Is there a Rwandan restaurant in Dubai?
No dedicated Rwandan restaurant exists in Dubai as of 2025 — but Rwandan dishes are available at Congolese restaurants in Deira and Bur Dubai (the cuisines overlap significantly), and East Africa Lounge in International City serves isombe and Rwandan bean stew. The Rwandan and Burundian expat community in Dubai is present but small.
What is isombe?
Isombe is Rwanda's most celebrated dish: cassava leaves pounded and slow-cooked with groundnuts, palm oil, garlic, and onions into a rich, dark green stew. It has a nutty, earthy flavour with a slight bitterness. Served with ugali or rice. It's shared across Rwanda, Burundi, and eastern DRC and is available at Congolese restaurants in Dubai.
What are brochettes?
Brochettes are Rwanda's most popular street food — grilled meat skewers (goat, beef, or chicken) cooked over charcoal. The name comes from French (Belgium's colonial influence on Rwanda). They're equivalent to mishkaki in Tanzania or kebabs in the Middle East — simple, charcoal-grilled, and extraordinarily satisfying. Available at East African grill restaurants in Dubai.

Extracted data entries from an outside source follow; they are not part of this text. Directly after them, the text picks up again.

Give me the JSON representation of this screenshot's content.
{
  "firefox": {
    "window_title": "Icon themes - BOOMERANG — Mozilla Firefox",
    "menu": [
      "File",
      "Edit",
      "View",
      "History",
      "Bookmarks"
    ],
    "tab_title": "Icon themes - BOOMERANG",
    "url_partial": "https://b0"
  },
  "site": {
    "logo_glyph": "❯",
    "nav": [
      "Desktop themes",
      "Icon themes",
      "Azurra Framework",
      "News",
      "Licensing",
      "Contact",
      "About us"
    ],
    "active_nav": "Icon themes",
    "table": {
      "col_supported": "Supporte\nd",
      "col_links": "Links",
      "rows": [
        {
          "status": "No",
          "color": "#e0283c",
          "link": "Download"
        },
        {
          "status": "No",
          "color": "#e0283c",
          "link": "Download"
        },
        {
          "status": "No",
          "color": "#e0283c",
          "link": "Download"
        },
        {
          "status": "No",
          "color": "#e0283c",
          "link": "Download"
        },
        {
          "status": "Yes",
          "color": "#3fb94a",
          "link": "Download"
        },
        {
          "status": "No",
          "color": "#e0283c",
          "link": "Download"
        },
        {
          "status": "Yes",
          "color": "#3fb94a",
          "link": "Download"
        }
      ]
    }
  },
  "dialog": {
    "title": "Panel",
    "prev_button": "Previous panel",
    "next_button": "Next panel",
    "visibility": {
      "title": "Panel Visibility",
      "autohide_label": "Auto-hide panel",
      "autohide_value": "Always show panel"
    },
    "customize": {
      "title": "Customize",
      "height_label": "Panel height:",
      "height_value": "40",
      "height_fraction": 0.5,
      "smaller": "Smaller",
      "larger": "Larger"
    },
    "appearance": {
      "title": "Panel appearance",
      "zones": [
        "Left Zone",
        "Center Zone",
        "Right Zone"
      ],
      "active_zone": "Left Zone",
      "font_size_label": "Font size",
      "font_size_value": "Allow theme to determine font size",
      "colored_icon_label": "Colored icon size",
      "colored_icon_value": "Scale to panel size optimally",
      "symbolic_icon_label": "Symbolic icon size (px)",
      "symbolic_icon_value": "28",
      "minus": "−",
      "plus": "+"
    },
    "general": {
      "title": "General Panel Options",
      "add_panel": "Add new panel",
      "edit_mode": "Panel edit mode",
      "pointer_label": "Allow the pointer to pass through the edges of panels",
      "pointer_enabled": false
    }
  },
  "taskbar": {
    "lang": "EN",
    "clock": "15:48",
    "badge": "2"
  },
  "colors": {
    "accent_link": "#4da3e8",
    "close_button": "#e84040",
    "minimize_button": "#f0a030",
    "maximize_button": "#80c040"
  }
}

Is Rwandan food suitable for vegetarians?
Yes — Rwanda has a strong vegetarian tradition. Isombe (when made without dried fish), ibishyimbo (bean stews), ibitoke (green banana), ugali, ibirayi (potatoes), and vegetable preparations mean vegetarians eat very well. Ask for the bean and vegetable combination at East African restaurants.